The program shouldn’t be complicated to administer or require intensive reconciliation or auditing. The incentives should be clear, strong, and timely.
Q: What else should the state do to advance payment reform broadly in Medi-Cal?
A: Among the many reforms that could be adopted, two rise to the top. To achieve the CalAIM vision, Medi-Cal payments to Federally Qualified Health Centers (FQHCs) must be tied to performance. FQHCs provide roughly half of all primary care services to Medi-Cal patients, and they are paid based on antiquated rules that discourage innovation and provide little accountability for quality of care and patient outcomes. We should advance a smarter way to pay for care in this vital arm of the safety net, just as we have already begun successfully with our public hospitals through the PRIME program.

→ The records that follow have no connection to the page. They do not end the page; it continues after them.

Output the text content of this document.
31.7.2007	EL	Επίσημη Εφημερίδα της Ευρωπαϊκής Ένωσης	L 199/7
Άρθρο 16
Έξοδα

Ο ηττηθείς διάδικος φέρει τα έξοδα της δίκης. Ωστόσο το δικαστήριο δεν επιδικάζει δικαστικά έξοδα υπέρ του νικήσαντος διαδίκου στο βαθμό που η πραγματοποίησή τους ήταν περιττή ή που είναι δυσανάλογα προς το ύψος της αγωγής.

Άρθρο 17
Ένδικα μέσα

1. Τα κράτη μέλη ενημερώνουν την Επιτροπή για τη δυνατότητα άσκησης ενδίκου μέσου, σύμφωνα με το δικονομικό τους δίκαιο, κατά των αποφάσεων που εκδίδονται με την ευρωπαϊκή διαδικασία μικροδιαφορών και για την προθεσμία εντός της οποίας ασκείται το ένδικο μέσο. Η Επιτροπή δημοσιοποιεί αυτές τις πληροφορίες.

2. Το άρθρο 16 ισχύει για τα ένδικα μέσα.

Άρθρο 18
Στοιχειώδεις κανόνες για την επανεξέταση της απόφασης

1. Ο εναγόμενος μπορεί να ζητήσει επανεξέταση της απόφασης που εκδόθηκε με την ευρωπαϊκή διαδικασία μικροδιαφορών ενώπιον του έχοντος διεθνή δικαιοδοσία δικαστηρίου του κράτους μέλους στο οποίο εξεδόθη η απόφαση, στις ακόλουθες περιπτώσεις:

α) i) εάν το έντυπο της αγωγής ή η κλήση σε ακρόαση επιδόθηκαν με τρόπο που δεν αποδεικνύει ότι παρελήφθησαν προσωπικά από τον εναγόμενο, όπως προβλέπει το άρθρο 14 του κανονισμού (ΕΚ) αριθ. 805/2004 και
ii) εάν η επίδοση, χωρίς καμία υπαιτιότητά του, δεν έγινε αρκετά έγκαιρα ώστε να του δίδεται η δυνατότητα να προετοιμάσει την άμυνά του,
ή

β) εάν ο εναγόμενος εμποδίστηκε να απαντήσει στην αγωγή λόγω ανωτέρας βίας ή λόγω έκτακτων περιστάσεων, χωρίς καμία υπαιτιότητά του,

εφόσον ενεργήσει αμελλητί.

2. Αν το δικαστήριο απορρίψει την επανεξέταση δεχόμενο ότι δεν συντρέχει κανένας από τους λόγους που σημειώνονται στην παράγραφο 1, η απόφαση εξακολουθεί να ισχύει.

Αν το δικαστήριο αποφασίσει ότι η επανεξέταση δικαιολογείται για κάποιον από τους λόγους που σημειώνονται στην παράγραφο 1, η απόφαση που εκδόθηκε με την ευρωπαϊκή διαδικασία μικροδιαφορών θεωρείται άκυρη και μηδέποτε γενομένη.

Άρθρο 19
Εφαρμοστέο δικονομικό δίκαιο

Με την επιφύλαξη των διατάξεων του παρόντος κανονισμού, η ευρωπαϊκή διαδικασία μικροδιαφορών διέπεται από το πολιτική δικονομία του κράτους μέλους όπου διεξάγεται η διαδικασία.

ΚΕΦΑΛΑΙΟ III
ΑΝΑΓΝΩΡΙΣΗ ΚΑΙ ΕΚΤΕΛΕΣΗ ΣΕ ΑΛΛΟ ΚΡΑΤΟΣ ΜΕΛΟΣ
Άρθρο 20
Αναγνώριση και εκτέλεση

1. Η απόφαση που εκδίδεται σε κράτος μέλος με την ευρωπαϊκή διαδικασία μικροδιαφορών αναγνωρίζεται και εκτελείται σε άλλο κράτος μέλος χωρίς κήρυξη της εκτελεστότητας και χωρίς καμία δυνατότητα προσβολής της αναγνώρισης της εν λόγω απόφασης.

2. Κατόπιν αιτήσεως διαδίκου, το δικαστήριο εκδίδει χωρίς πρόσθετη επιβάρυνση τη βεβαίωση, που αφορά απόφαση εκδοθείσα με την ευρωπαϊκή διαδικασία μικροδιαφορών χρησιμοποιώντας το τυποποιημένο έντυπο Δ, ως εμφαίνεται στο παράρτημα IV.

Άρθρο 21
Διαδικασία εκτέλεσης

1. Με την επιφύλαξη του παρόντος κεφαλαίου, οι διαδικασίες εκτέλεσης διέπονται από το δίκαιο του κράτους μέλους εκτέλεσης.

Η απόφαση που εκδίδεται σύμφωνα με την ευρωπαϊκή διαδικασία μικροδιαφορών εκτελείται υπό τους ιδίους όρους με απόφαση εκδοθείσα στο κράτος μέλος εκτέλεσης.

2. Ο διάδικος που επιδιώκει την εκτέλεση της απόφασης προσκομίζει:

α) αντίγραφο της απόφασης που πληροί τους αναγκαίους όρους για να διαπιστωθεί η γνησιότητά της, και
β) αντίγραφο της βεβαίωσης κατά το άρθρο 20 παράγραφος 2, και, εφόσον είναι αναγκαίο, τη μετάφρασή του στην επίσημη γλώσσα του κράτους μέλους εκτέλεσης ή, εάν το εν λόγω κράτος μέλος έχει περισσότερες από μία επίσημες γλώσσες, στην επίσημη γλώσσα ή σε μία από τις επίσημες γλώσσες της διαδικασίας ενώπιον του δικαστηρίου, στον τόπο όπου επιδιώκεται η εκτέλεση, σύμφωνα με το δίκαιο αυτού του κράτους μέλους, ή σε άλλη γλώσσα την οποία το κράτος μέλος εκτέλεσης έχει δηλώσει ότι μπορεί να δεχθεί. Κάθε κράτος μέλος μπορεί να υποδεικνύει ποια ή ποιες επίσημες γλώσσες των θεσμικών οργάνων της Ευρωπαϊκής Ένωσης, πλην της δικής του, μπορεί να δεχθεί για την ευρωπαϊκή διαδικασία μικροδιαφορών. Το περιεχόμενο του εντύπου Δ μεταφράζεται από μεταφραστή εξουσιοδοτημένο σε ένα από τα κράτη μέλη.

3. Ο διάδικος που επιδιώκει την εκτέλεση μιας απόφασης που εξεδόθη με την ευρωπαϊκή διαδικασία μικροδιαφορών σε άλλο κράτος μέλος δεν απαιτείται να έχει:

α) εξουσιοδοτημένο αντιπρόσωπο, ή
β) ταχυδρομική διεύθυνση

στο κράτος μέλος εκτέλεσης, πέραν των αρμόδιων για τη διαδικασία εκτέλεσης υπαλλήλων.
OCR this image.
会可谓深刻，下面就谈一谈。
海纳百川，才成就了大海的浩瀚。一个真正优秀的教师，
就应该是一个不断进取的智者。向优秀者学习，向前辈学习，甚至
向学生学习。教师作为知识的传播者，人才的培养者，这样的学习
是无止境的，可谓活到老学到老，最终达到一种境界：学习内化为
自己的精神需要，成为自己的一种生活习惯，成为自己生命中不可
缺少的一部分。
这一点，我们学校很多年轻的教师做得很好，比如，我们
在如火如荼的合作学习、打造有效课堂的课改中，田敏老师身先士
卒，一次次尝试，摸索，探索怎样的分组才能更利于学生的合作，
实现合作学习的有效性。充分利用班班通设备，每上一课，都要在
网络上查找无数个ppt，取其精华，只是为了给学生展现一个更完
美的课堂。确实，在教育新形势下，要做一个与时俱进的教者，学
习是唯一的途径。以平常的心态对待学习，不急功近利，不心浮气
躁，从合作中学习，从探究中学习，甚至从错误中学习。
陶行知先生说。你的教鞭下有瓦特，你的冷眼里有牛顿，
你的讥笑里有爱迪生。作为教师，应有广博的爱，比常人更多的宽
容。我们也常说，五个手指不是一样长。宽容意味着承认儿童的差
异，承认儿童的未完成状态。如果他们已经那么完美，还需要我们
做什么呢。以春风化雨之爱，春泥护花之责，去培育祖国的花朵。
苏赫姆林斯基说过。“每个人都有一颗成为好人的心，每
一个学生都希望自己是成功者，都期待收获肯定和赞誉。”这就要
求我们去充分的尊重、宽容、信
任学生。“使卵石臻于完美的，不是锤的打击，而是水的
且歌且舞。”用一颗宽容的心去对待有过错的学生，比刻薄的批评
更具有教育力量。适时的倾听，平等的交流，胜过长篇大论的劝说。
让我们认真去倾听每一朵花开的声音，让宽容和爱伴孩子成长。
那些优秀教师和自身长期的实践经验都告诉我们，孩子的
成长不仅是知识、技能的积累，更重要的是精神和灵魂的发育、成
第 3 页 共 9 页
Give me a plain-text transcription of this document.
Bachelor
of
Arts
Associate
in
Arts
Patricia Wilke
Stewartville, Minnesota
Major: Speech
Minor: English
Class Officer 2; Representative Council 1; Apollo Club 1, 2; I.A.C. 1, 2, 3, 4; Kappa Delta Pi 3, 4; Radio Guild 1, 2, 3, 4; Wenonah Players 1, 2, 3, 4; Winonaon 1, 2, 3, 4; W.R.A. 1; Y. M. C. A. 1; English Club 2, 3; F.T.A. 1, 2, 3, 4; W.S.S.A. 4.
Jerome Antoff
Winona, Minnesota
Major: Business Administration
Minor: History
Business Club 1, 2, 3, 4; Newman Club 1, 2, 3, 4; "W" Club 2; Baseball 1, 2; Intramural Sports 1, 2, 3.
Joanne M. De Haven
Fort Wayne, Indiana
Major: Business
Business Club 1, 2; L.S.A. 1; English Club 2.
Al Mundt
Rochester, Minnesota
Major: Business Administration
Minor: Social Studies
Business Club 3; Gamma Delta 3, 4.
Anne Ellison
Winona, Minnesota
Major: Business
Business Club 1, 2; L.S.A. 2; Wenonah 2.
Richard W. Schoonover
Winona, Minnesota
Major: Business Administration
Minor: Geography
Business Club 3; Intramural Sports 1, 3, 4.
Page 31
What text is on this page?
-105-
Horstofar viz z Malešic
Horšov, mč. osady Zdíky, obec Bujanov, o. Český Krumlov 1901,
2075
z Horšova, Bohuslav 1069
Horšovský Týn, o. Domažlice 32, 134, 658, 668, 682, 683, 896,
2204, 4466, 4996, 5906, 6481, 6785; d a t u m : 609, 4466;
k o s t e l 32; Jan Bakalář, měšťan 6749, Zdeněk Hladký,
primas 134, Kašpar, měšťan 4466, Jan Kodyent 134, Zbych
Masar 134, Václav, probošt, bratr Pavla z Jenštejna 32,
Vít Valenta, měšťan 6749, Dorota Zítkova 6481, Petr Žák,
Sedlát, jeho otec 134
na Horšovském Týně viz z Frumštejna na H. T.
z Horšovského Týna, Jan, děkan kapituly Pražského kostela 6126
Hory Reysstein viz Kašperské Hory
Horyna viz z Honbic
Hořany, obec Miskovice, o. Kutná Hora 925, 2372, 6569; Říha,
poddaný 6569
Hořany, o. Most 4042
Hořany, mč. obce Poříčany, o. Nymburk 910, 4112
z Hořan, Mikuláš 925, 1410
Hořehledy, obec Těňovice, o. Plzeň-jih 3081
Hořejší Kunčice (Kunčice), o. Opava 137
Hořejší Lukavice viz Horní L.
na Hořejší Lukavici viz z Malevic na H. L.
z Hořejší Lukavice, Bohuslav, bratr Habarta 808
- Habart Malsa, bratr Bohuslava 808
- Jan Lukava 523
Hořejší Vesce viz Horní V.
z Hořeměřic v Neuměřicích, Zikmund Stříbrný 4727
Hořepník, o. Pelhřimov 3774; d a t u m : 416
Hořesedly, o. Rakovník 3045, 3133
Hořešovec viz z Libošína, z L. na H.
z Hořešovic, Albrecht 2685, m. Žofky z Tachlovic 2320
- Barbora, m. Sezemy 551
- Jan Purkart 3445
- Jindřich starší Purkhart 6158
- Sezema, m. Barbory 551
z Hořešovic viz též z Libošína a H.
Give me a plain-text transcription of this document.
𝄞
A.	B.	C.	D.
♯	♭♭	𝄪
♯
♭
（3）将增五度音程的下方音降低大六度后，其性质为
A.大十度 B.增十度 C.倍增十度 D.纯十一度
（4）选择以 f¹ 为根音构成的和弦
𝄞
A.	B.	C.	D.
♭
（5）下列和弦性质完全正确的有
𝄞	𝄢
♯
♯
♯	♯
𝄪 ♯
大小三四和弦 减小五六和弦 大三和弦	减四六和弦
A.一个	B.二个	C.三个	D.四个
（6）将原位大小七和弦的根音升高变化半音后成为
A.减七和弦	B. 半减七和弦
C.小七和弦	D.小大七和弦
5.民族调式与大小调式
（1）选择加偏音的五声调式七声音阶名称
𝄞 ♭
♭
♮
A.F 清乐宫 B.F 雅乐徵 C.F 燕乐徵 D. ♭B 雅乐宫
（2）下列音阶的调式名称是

The state also should establish plan-specific quality goals. Right now, Medi-Cal managed care plans can be financially penalized if they fall short of the national 50th percentile on quality metrics. While this is an improvement from previous years when plans were required to meet the national 25th percentile, we can and should hold plans financially responsible for meeting a higher standard of continuous quality improvement.
Q: What will happen if DHCS doesn’t implement a shared savings program through Medi-Cal Healthier California for All?
A: This is a rare opportunity. We are setting the course for Medi-Cal for years to come. The way we have been paying for care in Medi-Cal, and particularly in Medi-Cal managed care, is not producing the results we want. The risk of inaction is that we will continue for another decade to do what we know isn’t working.
Through CalAIM, we can start to right the ship. By tying plan payments to access and quality — by implementing a shared savings program and through other means — we can take a major step toward creating a Medi-Cal payment system that achieves what Californians want: high-quality, accessible care that leads to better health for millions of children, seniors, and working families that are low income.